Eso significa que en el camino se perderán algunas personas, quizás más de las que pudiésemos imaginarnos. Amigos, familiares y conocidos, que se alejarán del camino y que nos harán dudar una y otra vez, si en realidad estamos siéndole fiel a ese llamado a ser diferentes y que nos acerca de algún modo a una verdad que no es la misma para todo el mundo. Una verdad que vamos descubriendo en la medida que nos vamos haciendo más sabios y más independientes.
Una balanza que se mueve incesantemente de un lado para el otro y que al comienzo tiende a inclinarse hacia el peso de los viejos hábitos y las viejas costumbres. Pero sobre todo a nuestra forma de reaccionar que le es familiar a aquellos con los que hemos establecido algún vínculo cercano. Irónico el pensar, que la propia familia puede ser en casos la más crítica a la hora de situaciones como ésta y la que mayor influencia puede tener sobre nosotros. La sensación de no pertenecer más a ese patrón de comportamiento y de respuesta a los que todos están acostumbrados, a los estímulos usuales a los que solía reaccionarse en piloto automático sin cuestionarnos siquiera si continuaban generando resultados satisfactorios en el entorno.

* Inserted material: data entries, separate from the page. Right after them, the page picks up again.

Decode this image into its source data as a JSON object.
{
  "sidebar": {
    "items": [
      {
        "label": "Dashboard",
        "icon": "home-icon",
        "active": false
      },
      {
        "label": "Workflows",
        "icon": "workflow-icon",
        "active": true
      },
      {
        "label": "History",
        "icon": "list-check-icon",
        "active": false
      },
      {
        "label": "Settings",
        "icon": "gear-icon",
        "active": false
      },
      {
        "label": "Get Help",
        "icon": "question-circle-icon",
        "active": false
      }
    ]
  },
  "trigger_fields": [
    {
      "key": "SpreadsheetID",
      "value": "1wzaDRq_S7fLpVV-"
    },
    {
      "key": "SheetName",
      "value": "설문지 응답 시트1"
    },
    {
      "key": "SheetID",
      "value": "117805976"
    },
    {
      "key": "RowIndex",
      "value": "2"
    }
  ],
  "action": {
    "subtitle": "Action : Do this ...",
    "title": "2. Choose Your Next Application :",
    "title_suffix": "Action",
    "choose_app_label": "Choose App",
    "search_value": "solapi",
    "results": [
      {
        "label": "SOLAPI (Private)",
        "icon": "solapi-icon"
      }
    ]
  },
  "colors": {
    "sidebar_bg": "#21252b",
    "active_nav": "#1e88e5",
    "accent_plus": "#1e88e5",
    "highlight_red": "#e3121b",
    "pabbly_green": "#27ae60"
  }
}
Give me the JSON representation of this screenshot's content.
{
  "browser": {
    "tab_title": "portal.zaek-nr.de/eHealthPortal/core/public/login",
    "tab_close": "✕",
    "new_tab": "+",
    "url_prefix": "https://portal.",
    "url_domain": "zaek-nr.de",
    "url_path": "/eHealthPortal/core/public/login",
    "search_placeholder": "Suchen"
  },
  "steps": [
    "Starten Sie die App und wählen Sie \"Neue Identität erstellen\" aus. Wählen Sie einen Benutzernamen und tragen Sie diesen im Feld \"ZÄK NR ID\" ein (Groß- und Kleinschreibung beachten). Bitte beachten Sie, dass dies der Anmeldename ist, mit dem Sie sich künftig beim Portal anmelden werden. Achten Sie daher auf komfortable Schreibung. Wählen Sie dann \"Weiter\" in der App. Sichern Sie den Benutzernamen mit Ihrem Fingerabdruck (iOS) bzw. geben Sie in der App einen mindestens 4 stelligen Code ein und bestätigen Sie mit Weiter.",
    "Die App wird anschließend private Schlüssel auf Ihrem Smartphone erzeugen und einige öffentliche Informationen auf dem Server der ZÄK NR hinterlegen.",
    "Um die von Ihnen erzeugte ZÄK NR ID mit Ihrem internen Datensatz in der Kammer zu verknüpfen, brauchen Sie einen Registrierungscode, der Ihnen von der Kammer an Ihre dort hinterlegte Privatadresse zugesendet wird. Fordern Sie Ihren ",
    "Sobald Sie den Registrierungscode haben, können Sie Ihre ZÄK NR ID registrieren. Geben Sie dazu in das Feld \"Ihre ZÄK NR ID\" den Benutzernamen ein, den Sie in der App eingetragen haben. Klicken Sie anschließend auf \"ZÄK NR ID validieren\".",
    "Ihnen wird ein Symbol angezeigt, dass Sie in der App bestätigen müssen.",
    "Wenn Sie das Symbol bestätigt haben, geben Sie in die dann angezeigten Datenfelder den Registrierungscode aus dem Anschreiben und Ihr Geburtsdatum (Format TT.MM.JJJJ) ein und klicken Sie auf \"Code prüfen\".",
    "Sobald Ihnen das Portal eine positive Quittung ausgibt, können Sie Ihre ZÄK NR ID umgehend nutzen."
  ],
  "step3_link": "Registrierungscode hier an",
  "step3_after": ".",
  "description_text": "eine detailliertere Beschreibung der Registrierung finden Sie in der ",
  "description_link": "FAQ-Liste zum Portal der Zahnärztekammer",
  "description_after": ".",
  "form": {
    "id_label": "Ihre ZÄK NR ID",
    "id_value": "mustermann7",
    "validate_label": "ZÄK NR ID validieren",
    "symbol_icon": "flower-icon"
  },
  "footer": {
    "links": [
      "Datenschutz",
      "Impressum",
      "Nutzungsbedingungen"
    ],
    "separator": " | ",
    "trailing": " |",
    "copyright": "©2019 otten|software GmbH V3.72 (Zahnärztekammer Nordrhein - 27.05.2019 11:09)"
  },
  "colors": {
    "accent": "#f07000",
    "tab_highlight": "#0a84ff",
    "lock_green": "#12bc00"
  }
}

Luego están los amigos, que por alguna razón no sanguínea, suelen ser más tolerantes a la hora de aceptar un cambio en el estilo de vida de la otra persona. Al menos que se trate precisamente de aquella amistad que solía ser cómplice de hábitos y comportamientos que ya no pueden compartirse porque uno de los dos ha decidido limitarlos o erradicarlos. Una decisión que resalta y concientiza al que no siempre está listo para abandonar ese barco, y que de alguna forma lo hace sentir inferior o menos capacitado para crecer, algo muy lejos de ser cierto cuando todos atravesamos procesos completamente distintos.
No obstante la verdadera y genuina evolución sucede en silencio y en solitud. El momento en que somos lo suficientemente fuertes y seguros de mirarnos al espejo y de gustar lo que vemos, sin importar el número de veces que repica nuestro móvil, ni la cantidad de planes que hemos dejado de hacer y que se han ido reemplazando por una felicidad que no se celebra con bombos ni platillos sujetos al tiempo y a las circunstancias. La sensación de ligereza y de plenitud que te hace prescindir de todo lo demás y que te hace sentir a gusto en la propia piel. Una sensación inexplicablemente placentera que se sostiene por sí misma y que dura por toda la eternidad.